Accuracy and CPU time comparison for partitioned SSRS* (DBLP)

Fig. 19
figure 19

Accuracy and CPU time comparison for partitioned SSRS* (AMZ)

Iterative Error.

Finally, we evaluate the effects of number of iterations k on the iterative error of RS*. The error is measured by difference 𝜖k between k-th iterative score sk(∗,∗) and exact one s(∗,∗). We only report the results for a pair of nodes on DBLP since the trends for other pairs and on other datasets are similar. For any pair of nodes on DBLP, we fix damping factor β, and vary k from 1 to 15.

Figure 20 depicts how k-th iterative error 𝜖k changes with k. It is discerned that, for any given damping factor β, 𝜖k exponentially decreases to 0 as k grows. The larger damping factor β will cause a shift outward in the accuracy curve, thereby exhibiting the slower convergence rate of RoleSim* iterations.

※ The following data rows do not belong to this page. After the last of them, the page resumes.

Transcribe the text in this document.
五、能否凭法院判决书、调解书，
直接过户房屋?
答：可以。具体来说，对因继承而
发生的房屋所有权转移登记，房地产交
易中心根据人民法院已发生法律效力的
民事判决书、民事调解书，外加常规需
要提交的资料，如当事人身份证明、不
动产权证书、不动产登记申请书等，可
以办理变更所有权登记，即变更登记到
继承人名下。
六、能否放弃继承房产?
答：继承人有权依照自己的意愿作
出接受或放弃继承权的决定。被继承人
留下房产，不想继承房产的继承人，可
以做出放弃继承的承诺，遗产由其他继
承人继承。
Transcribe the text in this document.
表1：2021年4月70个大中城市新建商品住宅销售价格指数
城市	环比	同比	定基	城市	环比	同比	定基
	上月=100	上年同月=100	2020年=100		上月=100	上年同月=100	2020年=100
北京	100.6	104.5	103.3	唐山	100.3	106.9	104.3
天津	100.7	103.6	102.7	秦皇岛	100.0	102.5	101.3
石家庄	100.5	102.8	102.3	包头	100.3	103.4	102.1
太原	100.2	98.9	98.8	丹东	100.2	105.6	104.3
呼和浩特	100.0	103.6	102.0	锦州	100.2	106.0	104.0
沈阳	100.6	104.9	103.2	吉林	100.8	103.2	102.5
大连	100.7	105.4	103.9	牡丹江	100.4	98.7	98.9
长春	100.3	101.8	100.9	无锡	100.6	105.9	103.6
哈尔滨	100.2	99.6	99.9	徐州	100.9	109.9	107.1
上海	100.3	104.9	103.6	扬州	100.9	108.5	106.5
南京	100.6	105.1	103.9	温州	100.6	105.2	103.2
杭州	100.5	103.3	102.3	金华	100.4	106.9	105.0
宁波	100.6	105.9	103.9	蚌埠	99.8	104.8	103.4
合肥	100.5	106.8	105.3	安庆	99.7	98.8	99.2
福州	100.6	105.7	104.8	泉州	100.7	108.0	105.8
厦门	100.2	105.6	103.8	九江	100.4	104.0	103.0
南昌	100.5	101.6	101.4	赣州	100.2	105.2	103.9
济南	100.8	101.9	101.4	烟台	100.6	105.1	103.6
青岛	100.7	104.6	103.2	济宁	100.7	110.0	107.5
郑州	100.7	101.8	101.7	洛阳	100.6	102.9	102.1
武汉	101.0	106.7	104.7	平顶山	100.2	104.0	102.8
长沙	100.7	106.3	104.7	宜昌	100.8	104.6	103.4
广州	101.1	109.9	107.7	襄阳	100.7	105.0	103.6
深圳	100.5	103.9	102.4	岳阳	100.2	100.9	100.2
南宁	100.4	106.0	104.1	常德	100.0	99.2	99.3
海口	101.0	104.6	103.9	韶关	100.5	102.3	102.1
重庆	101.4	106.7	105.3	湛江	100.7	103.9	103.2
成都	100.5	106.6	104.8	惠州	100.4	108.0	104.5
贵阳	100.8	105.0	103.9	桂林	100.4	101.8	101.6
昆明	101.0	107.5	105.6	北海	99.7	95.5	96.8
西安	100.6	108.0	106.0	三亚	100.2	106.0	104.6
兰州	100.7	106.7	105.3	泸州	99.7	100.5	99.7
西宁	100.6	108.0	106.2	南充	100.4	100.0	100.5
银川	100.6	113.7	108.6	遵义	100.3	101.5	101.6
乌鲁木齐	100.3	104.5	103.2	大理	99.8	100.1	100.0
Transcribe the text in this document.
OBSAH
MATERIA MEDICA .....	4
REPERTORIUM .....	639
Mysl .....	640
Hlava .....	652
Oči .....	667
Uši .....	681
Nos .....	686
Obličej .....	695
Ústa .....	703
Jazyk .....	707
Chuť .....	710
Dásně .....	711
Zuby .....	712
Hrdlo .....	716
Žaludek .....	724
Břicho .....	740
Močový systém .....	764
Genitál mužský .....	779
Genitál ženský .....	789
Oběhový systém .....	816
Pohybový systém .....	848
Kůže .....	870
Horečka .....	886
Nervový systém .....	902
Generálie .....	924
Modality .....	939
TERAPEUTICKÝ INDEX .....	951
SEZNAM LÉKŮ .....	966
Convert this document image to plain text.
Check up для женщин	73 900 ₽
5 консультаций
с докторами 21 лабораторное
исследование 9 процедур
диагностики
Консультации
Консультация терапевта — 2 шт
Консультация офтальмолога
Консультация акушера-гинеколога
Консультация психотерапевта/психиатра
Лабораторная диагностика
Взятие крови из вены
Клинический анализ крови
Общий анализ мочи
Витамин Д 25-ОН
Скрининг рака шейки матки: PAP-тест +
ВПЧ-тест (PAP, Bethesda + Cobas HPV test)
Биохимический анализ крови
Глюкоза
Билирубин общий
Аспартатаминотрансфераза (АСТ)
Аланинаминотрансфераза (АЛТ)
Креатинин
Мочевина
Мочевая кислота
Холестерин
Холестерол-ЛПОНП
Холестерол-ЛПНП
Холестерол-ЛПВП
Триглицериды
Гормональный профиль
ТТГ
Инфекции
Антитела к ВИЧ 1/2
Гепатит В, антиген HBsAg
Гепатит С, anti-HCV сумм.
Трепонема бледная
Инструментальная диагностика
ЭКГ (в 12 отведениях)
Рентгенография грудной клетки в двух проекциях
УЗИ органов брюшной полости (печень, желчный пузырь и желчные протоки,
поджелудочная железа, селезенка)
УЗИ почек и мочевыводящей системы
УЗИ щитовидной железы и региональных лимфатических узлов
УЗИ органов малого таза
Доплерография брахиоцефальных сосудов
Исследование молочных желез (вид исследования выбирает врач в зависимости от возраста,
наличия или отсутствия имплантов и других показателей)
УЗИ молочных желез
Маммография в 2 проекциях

In addition, at each iteration k, it is noticed that small settings of damping factor β will lead to small iterative error of RoleSim*. These agree well with our theoretical bound \(k = \lceil \log _{\beta } \epsilon _k \rceil \) in Theorem 4 for RoleSim* accuracy analysis.

Fig. 20
figure 20

Effect of (k,β) on 𝜖k

The actual and the estimated error bound value for β = 0.6 and β = 0.8 per iteration are illustrated in Table 3, which shows that, for each iteration, the computed actual error bounds are completely compatible with the theoretical estimated error bounds.

Table 3 Actual & Estimated Error

9 Conclusions

We propose RoleSim*, a novel similarity model that guarantees automorphic equivalence while considering neighboring similarity information beyond automorphically equivalent sets, thereby achieving better performance than both SimRank and RoleSim. We prove the existence and uniqueness of the RoleSim* solution, show that iteratively computing RoleSim* is bounded, and induce a RoleSim* distance obeying sum-transitivity of similarity scores. We also propose a threshold-based RoleSim* model to prune a number of pairs with tiny similarity values, which enables a further speedup with guaranteed accuracy. Moreover, we propose an efficient single-source Rolesim* algorithm that scales well on large graphs with billions of edges. Taking advantage of the “triangular inequality” property of RoleSim*, we also introduce a partitioning-based strategy to scale RoleSim* on large graphs. Finally, we evaluate our model on different real datasets to demonstrate its superior ranking quality, fast speed, and high scalability against state-of-the-art competitors.